The ILT must reflect the diversity within its membership and acknowledge those with proven track records, writes Clive Booth
There is one sure way to success for the Institute for Learning and Teaching: make an academic's membership of the institute a condition for being entered in the research assessment exercise. Perverse? Not if it is true that excellence in teaching is as closely associated with excellence in research as many would argue. But this is a leap of imagination that is very unlikely to become a reality. So if the ILT is to be launched successfully, what needs to be done?
Dearing's laudable attempt to create a counterweight to the RAE through the ILT was never going to be easy to implement. It is quite reasonable for individual academics and their institutions to ask what is in it for them. If creating a professional body for teachers in higher education was such a good idea, why did it not happen years ago?
In 1997, I was asked to lead a planning group responsible for devising an accreditation scheme for higher education teachers. When the planning group consulted on its preferred scheme in early 1998 the reaction was overwhelmingly favourable. The replies included nearly every higher education institution and many other interested bodies. More than 95 per cent of respondents supported the idea of accreditation, and 77 per cent agreed with the approach adopted by the group. When the group was disbanded a year ago it was able to hand over to the embryonic ILT a package that commanded broad support.

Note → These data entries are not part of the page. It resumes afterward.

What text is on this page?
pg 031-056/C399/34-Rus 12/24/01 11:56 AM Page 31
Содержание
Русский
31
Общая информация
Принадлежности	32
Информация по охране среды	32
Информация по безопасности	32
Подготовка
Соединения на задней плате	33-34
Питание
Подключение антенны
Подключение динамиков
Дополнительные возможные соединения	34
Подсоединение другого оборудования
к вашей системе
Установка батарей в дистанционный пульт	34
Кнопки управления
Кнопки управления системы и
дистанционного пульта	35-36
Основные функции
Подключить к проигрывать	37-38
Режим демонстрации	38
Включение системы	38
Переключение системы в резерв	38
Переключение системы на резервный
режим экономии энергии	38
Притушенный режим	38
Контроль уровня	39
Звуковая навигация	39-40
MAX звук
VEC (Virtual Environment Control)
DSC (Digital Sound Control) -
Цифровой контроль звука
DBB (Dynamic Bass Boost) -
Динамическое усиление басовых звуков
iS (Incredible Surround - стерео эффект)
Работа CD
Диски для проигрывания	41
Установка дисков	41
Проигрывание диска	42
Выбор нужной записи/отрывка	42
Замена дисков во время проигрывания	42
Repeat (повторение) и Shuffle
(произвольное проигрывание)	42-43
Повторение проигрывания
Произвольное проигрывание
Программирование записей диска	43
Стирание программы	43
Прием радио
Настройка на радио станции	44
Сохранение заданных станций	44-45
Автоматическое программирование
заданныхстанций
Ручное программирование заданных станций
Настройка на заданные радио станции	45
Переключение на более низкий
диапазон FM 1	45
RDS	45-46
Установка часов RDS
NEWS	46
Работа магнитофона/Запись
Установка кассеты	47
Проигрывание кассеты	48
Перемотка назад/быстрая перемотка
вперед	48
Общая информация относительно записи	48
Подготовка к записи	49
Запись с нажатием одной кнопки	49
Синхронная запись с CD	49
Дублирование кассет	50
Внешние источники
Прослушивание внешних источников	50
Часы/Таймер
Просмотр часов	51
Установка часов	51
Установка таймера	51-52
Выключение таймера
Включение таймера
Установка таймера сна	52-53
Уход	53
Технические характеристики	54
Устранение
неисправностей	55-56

Even so, it was clear that the consensus was a fragile one and depended on the skill with which different views about the purposes and style of accreditation could be accommodated in the course of implementation. A significant minority of respondents, for example, thought the focus on learning and teaching was too narrow. Why should accreditation not also encompass "academic practice", recognising professionalism in scholarship, research supervision and academic administration?
Our planning group faced three tricky issues. How should the ILT accommodate the great diversity of the teaching role within the sector, and, given the pace of innovation brought about by information technology, how should future changes in the role be handled?
How could accreditation provide a framework equally suitable for novices and experienced teachers, and how could we get on board significant numbers of established academic staff without submitting them to demeaning or burdensome processes?
What is the appropriate balance between national prescription and local flexibility? Linked to this final point, what style of accreditation would be suitable and how far should the scheme lean towards the competence-based approaches to be found in national vocational qualifications and how far towards more traditional modes based on professional judgement?
We emphasised shared values and the centrality of subject knowledge, and we saw "academic practice" as being a valid concept, which the accreditation process should be extended to cover as soon as possible.
Hostility towards the competencies model of professional standards was widespread. Many academics do not believe that the essential ingredients of the teaching role, still less the broader academic role, can be expressed in the language of the competencies movement. Moreover, the preparation of a detailed list of professional standards is seen as leading to a mechanistic "tick-box" approach to assessment. Other professions have shown that this need not be so, but the ILT has to explain to a sceptical audience that the ILT standards can be assessed in a light-touch, professional manner.
We attempted to create a national framework that specified five key areas: planning, teaching, assessment, evaluation and academic administration. We stopped short of specifying detailed requirements within each area. Instead we gave examples of the kinds of activity that each area might involve. Having a loose national framework of this kind would not lay claim to the pretence that academics in membership of the ILT fit into one narrow template of academic competence.
The problem with the latest, now abandoned, ILT proposal, with its 24 criteria, was not just that it attempted too much detailed prescription. It would also have created a formidable-looking set of hurdles for experienced staff to achieve and retain membership.
Of course the ILT must set high standards. But it needs to show how people with years of successful teaching behind them can achieve membership without having to spend many hours assembling "evidence". The ILT has a once-in-a-generation opportunity. It must not blow it.
Clive Booth was vice-chancellor of Oxford Brookes University. He writes in a personal capacity.